A forcing poset is a triple (\mathbb{P},\le,1) completely defined in M where \le is a preorder with the largest element 1 and the splitting condition that for all p\in
P there exist q,r\in P such that there is no s\le
q,r, that is, they form no diamond, that is, the ordering is similar to a tree.

A \mathbb{P}-name is, roughly speaking, a set with an element of \mathbb{P} attached, in which every element itself is a \mathbb{P}-name. That is, for example, (\{(\emptyset,p)\},q) for p,q\in \mathbb{P}.

We define \operatorname{val}(u,G) = \{\operatorname{val}(v, G)\mid
\exists_{p\in G}(v,p)\in u\}, the valuation map.

We now define

M[G] = \{\operatorname{val}(u,G)\mid u\in M^{(\mathbb{P})}\}

where M^{(\mathbb{P})} is the set of \mathbb{P}-names in M. We now define a forcing relation on elements of \mathbb{P}.

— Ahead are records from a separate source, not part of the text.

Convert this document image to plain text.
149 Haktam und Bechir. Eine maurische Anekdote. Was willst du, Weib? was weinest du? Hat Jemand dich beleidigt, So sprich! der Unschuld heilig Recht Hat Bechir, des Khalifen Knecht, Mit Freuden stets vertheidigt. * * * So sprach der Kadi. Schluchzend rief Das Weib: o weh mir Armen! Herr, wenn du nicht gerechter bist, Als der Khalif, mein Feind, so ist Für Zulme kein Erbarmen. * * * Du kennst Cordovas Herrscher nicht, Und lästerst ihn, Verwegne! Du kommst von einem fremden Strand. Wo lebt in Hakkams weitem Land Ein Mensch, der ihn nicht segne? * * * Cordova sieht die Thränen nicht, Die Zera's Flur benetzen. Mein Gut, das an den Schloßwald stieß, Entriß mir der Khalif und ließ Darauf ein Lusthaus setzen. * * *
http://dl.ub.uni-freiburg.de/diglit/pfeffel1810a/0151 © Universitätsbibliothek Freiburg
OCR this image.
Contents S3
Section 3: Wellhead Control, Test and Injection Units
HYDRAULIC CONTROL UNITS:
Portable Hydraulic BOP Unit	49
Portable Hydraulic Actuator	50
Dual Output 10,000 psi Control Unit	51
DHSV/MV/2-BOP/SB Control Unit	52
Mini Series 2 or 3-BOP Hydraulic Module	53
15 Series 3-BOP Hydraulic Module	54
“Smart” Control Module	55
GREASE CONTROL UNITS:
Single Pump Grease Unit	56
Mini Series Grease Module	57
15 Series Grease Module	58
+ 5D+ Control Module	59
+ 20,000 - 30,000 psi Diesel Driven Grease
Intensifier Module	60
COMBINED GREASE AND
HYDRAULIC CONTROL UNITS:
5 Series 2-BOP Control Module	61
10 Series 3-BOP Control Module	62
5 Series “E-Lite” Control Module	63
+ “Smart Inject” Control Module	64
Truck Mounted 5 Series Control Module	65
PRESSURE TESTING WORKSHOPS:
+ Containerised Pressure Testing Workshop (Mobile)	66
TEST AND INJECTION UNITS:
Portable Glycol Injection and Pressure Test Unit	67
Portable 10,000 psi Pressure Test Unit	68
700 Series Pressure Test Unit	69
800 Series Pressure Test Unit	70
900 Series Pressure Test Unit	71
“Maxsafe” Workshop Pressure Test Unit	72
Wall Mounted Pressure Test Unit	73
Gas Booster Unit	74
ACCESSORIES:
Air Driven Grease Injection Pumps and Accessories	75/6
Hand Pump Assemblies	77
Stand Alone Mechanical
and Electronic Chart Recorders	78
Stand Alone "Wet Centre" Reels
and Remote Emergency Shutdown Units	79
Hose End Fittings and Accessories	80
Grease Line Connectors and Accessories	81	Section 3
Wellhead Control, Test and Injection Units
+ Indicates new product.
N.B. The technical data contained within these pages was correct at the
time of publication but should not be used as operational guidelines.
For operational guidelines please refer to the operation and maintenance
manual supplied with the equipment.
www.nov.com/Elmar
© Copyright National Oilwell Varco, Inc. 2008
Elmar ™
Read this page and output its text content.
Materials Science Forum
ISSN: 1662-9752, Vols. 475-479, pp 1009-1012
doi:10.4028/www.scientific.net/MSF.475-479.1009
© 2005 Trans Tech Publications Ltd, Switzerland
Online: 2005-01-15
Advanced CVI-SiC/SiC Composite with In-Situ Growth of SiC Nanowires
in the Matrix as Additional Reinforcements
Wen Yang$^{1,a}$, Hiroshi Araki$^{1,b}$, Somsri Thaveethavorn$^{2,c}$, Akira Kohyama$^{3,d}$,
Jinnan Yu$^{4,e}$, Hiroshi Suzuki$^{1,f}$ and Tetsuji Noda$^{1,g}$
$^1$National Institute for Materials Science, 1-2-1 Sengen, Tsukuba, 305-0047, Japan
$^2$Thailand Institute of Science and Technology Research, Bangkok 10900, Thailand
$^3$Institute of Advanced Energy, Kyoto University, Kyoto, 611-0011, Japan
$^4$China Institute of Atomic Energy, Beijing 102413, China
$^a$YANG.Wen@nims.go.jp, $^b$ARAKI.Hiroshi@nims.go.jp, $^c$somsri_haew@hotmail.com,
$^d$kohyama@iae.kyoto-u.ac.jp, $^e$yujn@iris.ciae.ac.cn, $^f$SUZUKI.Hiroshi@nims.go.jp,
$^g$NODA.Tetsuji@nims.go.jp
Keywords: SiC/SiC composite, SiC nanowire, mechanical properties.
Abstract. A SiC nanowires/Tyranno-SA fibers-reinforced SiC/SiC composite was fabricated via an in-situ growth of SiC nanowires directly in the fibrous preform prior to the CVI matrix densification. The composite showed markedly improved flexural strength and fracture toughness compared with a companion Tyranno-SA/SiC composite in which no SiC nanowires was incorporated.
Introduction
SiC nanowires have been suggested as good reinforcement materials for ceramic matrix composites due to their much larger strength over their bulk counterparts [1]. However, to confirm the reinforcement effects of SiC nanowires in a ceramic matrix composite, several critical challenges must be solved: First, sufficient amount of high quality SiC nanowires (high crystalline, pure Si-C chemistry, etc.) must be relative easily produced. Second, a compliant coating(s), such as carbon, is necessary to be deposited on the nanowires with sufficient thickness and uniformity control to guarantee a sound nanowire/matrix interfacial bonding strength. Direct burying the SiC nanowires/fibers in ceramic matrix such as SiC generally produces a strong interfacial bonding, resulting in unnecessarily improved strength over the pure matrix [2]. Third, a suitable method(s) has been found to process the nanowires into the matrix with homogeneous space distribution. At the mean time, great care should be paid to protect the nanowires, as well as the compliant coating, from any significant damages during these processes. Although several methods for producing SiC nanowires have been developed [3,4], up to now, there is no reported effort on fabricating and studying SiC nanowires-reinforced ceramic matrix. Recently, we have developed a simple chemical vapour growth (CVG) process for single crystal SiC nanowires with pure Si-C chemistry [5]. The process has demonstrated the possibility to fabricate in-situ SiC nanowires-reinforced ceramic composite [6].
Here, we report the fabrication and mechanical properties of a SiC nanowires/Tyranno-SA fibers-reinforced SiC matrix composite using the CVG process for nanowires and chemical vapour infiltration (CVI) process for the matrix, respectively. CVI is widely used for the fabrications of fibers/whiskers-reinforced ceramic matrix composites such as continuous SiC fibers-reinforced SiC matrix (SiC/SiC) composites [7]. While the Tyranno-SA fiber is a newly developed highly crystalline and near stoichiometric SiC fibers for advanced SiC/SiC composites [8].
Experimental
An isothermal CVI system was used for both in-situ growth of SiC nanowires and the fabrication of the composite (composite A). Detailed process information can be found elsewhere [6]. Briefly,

  • p\Vdash a\in b :\Leftrightarrow \forall_{q\le p\in \mathbb{P}} \exists_{r\le q\in\mathbb{P}, c\in M^{(\mathbb{P})}, s\ge r\in\mathbb{P}}((c,s)\in b\wedge r\Vdash a=c).
  • p\Vdash a=b :\Leftrightarrow \forall_{q\le p\in \mathbb{P},c\in M^{(\mathbb{P})}}((q\Vdash c\in a)\Leftrightarrow (q\Vdash c\in b)).
  • p\Vdash \lnot\varphi :\Leftrightarrow \lnot\exists_{q\le p\in\mathbb{P}} q\Vdash\varphi
  • p\Vdash \varphi\wedge\psi :\Leftrightarrow (p\Vdash\varphi) \wedge (p\Vdash\psi).
  • p\Vdash \forall_x\varphi(x) :\Leftrightarrow \forall_{x \in M^{(\mathbb{P})}} p\Vdash\varphi(x).

One can show that if G satisfies some conditions, M[G]\models\varphi holds there is a p\in G such that p\Vdash\varphi.